Depths
- First edition
- Author: Henning Mankell
- Original title: Djup
- Translator: Laurie Thompson
- Language: Swedish
- Genre: Genre fiction
- Publisher: Leopard Förlag (Swedish) Harvill Secker (English)
- Publication date: 2004
- Publication place: Sweden
- Published in English: 2006
- Media type: Print (Hardcover, Paperback)
- ISBN: 1-84343-263-3 (Eng. trans.)
- OCLC: 67375286

= Depths (novel) =

2004 novel by Henning Mankell

Depths (Djup in the original Swedish) is a 2004 novel by Swedish writer Henning Mankell.

== Plot ==
Ever since his childhood Svartman has been obsessed by exactness in the measurement of time or distance. He seeks solace through secretly observing or following people, and at night overcomes fear by cradling his most precious possession, his sounding lead.
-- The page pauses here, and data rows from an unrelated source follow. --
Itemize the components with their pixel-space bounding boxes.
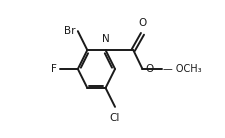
- Text: — OCH₃: — OCH₃: [162, 64, 201, 74]
- Text: F: F: [51, 64, 57, 74]
- Text: O: O: [145, 64, 153, 74]
- Text: O: O: [138, 18, 146, 28]
- Text: N: N: [101, 34, 109, 44]
- Text: Br: Br: [63, 26, 75, 36]
- Text: Cl: Cl: [109, 113, 120, 123]
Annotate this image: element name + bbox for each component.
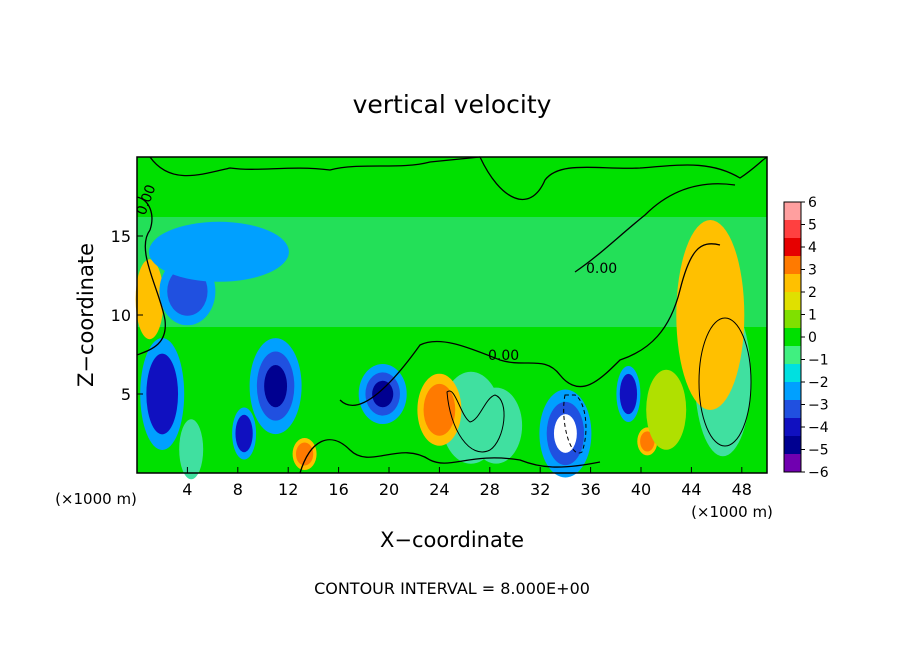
colorbar-label-0: 6 — [808, 195, 817, 211]
contour-bottom-center — [299, 439, 601, 474]
colorbar-label-11: −5 — [808, 443, 829, 459]
colorbar-swatch-11 — [784, 400, 801, 419]
colorbar-swatch-14 — [784, 454, 801, 473]
colorbar-swatch-4 — [784, 274, 801, 293]
heat-blob-2-0 — [135, 259, 164, 340]
colorbar-swatch-10 — [784, 382, 801, 401]
plot-area: 0.00 0.00 0.00 — [134, 156, 768, 480]
colorbar-label-12: −6 — [808, 465, 829, 481]
colorbar-swatch-2 — [784, 238, 801, 257]
x-axis-ticks: 4 8 12 16 20 24 28 32 36 40 44 48 — [182, 467, 752, 499]
colorbar-swatch-8 — [784, 346, 801, 365]
colorbar-swatch-0 — [784, 202, 801, 221]
x-tick-label-7: 32 — [530, 480, 550, 499]
x-tick-label-5: 24 — [429, 480, 449, 499]
colorbar: 6 5 4 3 2 1 0 −1 −2 −3 −4 −5 −6 — [783, 195, 829, 481]
colorbar-label-5: 1 — [808, 308, 817, 324]
x-tick-label-10: 44 — [681, 480, 701, 499]
x-unit-left: (×1000 m) — [55, 490, 137, 508]
colorbar-swatch-7 — [784, 328, 801, 347]
zero-contours — [136, 156, 768, 474]
colorbar-swatch-13 — [784, 436, 801, 455]
colorbar-swatch-5 — [784, 292, 801, 311]
heat-blob-4-0 — [470, 387, 523, 464]
heat-blob-5-0 — [179, 419, 204, 480]
chart-title: vertical velocity — [353, 90, 552, 119]
contour-top-left — [149, 156, 481, 177]
footer-contour-interval: CONTOUR INTERVAL = 8.000E+00 — [314, 579, 590, 598]
heat-blob-15-1 — [235, 414, 253, 453]
colorbar-swatch-12 — [784, 418, 801, 437]
x-tick-label-3: 16 — [328, 480, 348, 499]
x-tick-label-4: 20 — [379, 480, 399, 499]
y-tick-label-0: 5 — [121, 385, 131, 404]
x-tick-label-1: 8 — [233, 480, 243, 499]
heat-blob-14-1 — [619, 373, 638, 415]
contour-inner-right — [698, 317, 752, 447]
heat-blob-17-0 — [646, 369, 687, 450]
colorbar-label-7: −1 — [808, 353, 829, 369]
heat-blob-7-1 — [640, 431, 655, 452]
y-axis-label: Z−coordinate — [74, 243, 98, 387]
colorbar-swatch-9 — [784, 364, 801, 383]
x-tick-label-11: 48 — [732, 480, 752, 499]
x-tick-label-0: 4 — [182, 480, 192, 499]
colorbar-swatch-1 — [784, 220, 801, 239]
heatmap-blobs — [135, 217, 767, 480]
contour-inner-dashed — [563, 394, 587, 454]
heat-blob-6-1 — [295, 442, 314, 466]
colorbar-label-9: −3 — [808, 398, 829, 414]
colorbar-label-6: 0 — [808, 330, 817, 346]
colorbar-label-4: 2 — [808, 285, 817, 301]
y-tick-label-2: 15 — [111, 227, 131, 246]
x-unit-right: (×1000 m) — [691, 503, 773, 521]
colorbar-swatch-6 — [784, 310, 801, 329]
contour-top-right — [479, 156, 768, 201]
heat-blob-10-2 — [553, 414, 577, 453]
heat-blob-9-2 — [372, 380, 394, 408]
contour-inner-center — [446, 390, 505, 453]
contour-left-column — [136, 196, 166, 356]
colorbar-label-10: −4 — [808, 420, 829, 436]
x-tick-label-2: 12 — [278, 480, 298, 499]
colorbar-swatch-3 — [784, 256, 801, 275]
contour-right-cap — [574, 183, 736, 273]
x-tick-label-6: 28 — [480, 480, 500, 499]
colorbar-label-2: 4 — [808, 240, 817, 256]
contour-mid-band — [339, 243, 721, 406]
x-tick-label-8: 36 — [580, 480, 600, 499]
heat-blob-11-2 — [264, 364, 288, 408]
contour-label-right: 0.00 — [586, 261, 617, 277]
colorbar-label-8: −2 — [808, 375, 829, 391]
heat-blob-1-0 — [676, 220, 745, 410]
y-tick-label-1: 10 — [111, 306, 131, 325]
x-axis-label: X−coordinate — [380, 528, 524, 552]
heat-blob-16-0 — [148, 221, 289, 282]
colorbar-label-3: 3 — [808, 263, 817, 279]
heat-blob-12-1 — [146, 353, 179, 435]
x-tick-label-9: 40 — [631, 480, 651, 499]
y-axis-ticks: 5 10 15 — [111, 227, 143, 404]
contour-label-center: 0.00 — [488, 348, 519, 364]
colorbar-label-1: 5 — [808, 218, 817, 234]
Svartman's obsessions and growing distrust of others leads him to submerge himself in a web of deceit involving his employer, Kristina and Sara which increasingly threatens to engulf him.

==Reception==
Writing in The New York Times, Lucy Ellmann criticised the novel's style, deprecating Mankell's writing as "woolly" and "staccato" and his use of metaphor and symbolism as overwrought. For The Guardian, Ian Thomson also criticised the writing as staccato and pretentious, but was more positive about the novel as a whole, praising the evocation of the Baltic seascape and the novel's "old-fashioned moral force". Paul Binding's review for The Independent mostly described the book's plot, but was uniformly positive about its narrative force.